Where did you get (k-g) @rhr12? It says to multiply k and g. Were you just giving an example?

6. anonymous

I agree with saseal that $(kg)(x) = k(x)g(x) = (x^2+5)\sqrt{x-3}$

7. anonymous

So what would you plug in for x?

8. anonymous

Or would you have to multiply that first?

9. anonymous

$\sqrt{x-3}=(x-3)^{\frac{ 1 }{ 2 }}$

10. anonymous

theres nothing to plug in, theres no value given in the question

11. anonymous

So I have to multiply it....Couldn't I just square both equations to get rid of the square root?

12. anonymous

i dont think you can multiply, just leave it that way

13. anonymous

I don't know think I'd bother multiplying it out, if its actually possible.

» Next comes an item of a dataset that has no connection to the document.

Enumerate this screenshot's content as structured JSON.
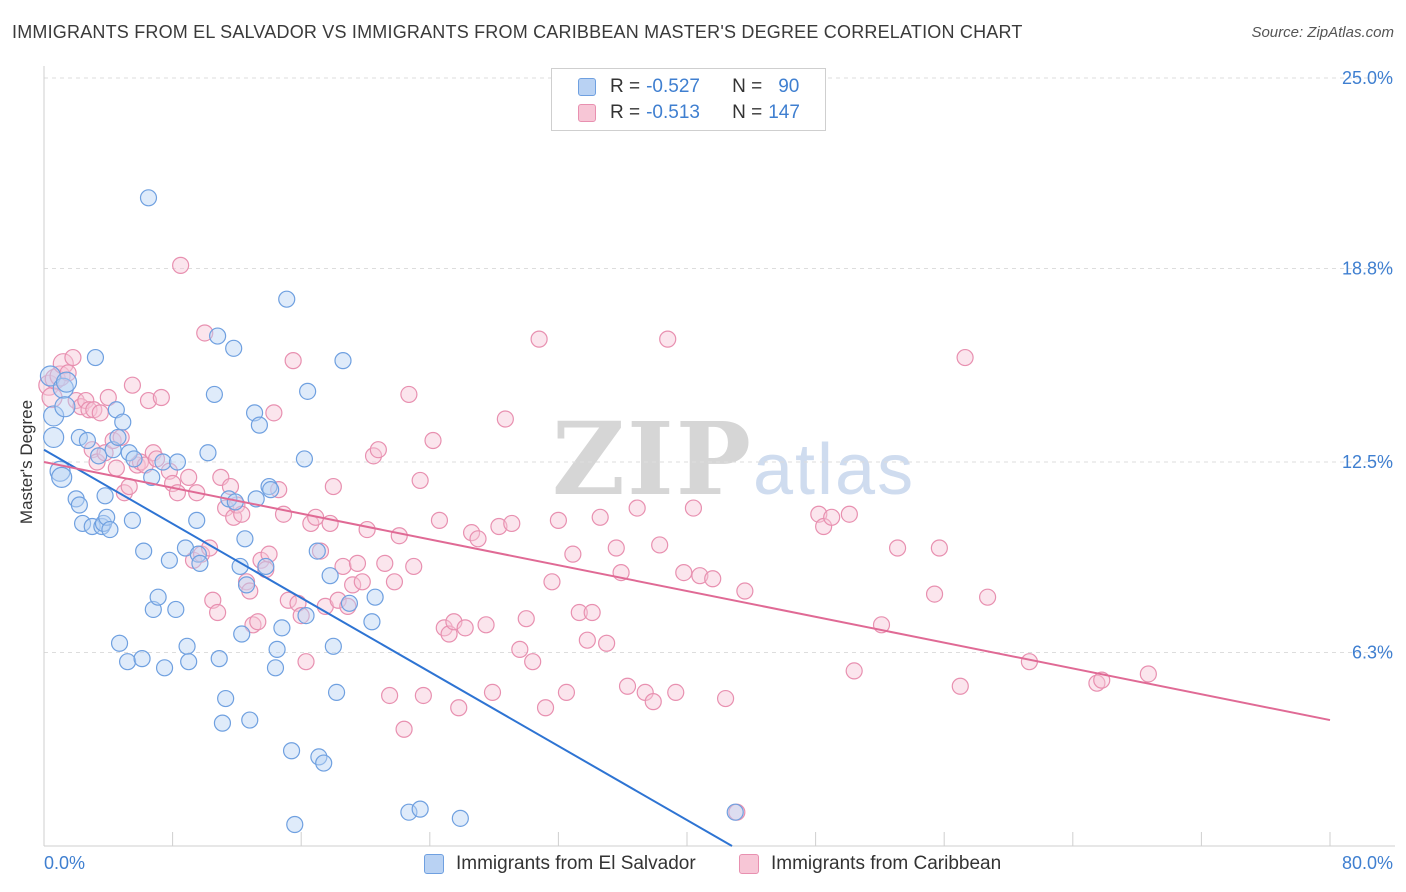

If I wanted to evaluate (kg) at say x=10, I'd just use it as a normal function and substitute x = 10 everywhere. i.e.$(kg)(10) = (10^2+5)\sqrt{10-7} = 105\sqrt{7}$

14. anonymous

So just write (x^2 + 5)(sqrt(x - 3))?

15. anonymous

yea

16. anonymous

It should be $\sqrt{10-3} \text{ instead of } \sqrt{10-7}$ and yep that is what I'd write

17. anonymous

Alright thanks!